Heretofore, 2-allyl phenol has generally been obtained from a Claisen rearrangement of allyl phenyl ether which in turn is commonly prepared from the reaction of allyl bromide with sodium phenoxide. However, allyl bromide is fairly expensive in contrast with allyl chloride, generally results in lower yields, and gives a larger amount of by-products. Although various processes have utilized allyl chloride, they generally relate to some complex purification step in which the allyl phenyl ether is removed from the reaction mixture which contains various by-products, solvents, and the like. For example, U.S. Pat. No. 2,968,679 to Aelony, relates to a process for the direct introduction of at least two allyl or methallyl groups onto a ring of a phenol or cresol wherein the reaction is carried out in a substantially anhydrous medium utilizing a non-polar solvent. The resulting product is washed with water, washed with an alkali compound, dried over sodium sulfate, filtered, and fractionated in vacuo.
U.S. Pat.

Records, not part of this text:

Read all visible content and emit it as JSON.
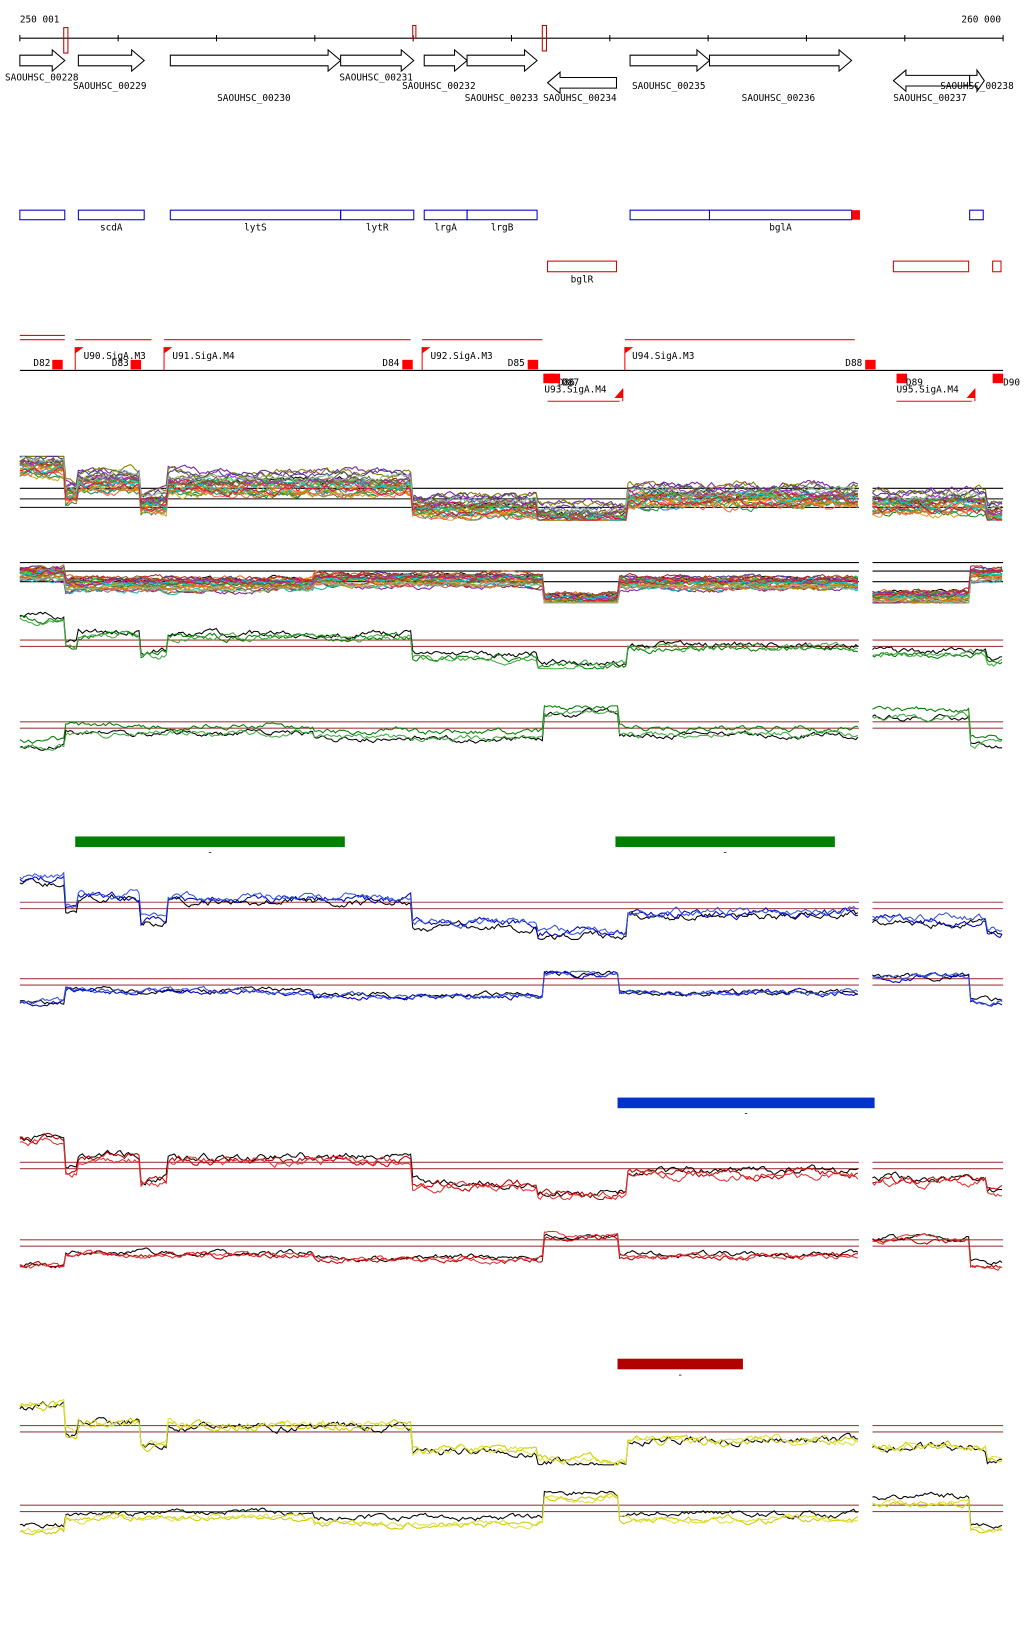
{
  "ruler": {
    "start": "250 001",
    "end": "260 000"
  },
  "locus_tags": [
    "SAOUHSC_00228",
    "SAOUHSC_00229",
    "SAOUHSC_00230",
    "SAOUHSC_00231",
    "SAOUHSC_00232",
    "SAOUHSC_00233",
    "SAOUHSC_00234",
    "SAOUHSC_00235",
    "SAOUHSC_00236",
    "SAOUHSC_00237",
    "SAOUHSC_00238"
  ],
  "gene_names": [
    "scdA",
    "lytS",
    "lytR",
    "lrgA",
    "lrgB",
    "bglA",
    "bglR"
  ],
  "segments": [
    "D82",
    "D83",
    "D84",
    "D85",
    "D86",
    "D87",
    "D88",
    "D89",
    "D90"
  ],
  "promoters": [
    "U90.SigA.M3",
    "U91.SigA.M4",
    "U92.SigA.M3",
    "U93.SigA.M4",
    "U94.SigA.M3",
    "U95.SigA.M4"
  ],
  "condition_bars": [
    {
      "label": "-",
      "color": "#008000"
    },
    {
      "label": "-",
      "color": "#008000"
    },
    {
      "label": "-",
      "color": "#0033cc"
    },
    {
      "label": "-",
      "color": "#b00000"
    }
  ],
  "track_colors": [
    [
      "#000000",
      "#7a1fa2",
      "#d2691e",
      "#228b22",
      "#b22222",
      "#4682b4",
      "#808000",
      "#ff8c00",
      "#2e8b57",
      "#8b4513",
      "#c71585",
      "#20b2aa",
      "#6b8e23",
      "#cd5c5c",
      "#483d8b",
      "#daa520",
      "#32cd32",
      "#a0522d",
      "#9932cc",
      "#ff6347",
      "#556b2f",
      "#b8860b",
      "#00ced1",
      "#8fbc8f",
      "#dc143c"
    ],
    [
      "#000000",
      "#008000",
      "#44aa44"
    ],
    [
      "#000000",
      "#0000c0",
      "#3355dd"
    ],
    [
      "#000000",
      "#c00000",
      "#dd3333"
    ],
    [
      "#000000",
      "#cccc00",
      "#e0e040"
    ]
  ]
}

No. 3,198,842 to Berrigan, also relates to a process for the direct introduction of allyl groups. Once again, the reaction is carried out in a polar solvent with the product being separated utilizing known methods, such as separating the allylated phenol from the phenoxide by stripping the solvent and then washing the residue to remove inorganic salts.
Another prior art patent, U.S. Pat. No. 3,526,668 to Starnes and Patton, relates to the method of producing allyl phenols in which an alkali metal salt of a 2,6-disubstituted phenol is contacted in a polar solvent with a primary allyl halide to form the desired product which is substantially free of any ethers. This direct allylation process does not produce any phenol having an allyl group in the ortho position and the recovery of the product is through conventional procedures such as solvent fractionation, solvent precipitation, drying, washing with solvents, fractional distillation, and the like.
Adelson, U.S. Pat. No. 2,605,216 relates to the addition of a third agent or solvent to an azeotropic mixture of allyl alcohol and allyl acetate to form a binary azeotrope which comes off as a distillate with the acetate ester being secured as a residue. Thus, this prior art patent merely relates to a process for separating various solvents or mixtures by separating an already-formed or existing azeotropic solution. It is totally void of any process of forming allyl phenol.
Filar, U.S. Pat. No. 2,862,857, relates to improving an azeotropic distillation process by adding an aqueous alkali metal hydroxide solution to an azeotropic solvent prior to recycling. The desired product, hydroquinone, is distilled with the azeotropic solvent and is separated by crystallizing therefrom or by extracting with water. Thus, once again, the desired compound is obtained by utilizing common and conventional purification techniques. This patent also is void of suggesting any production of an allyl phenol.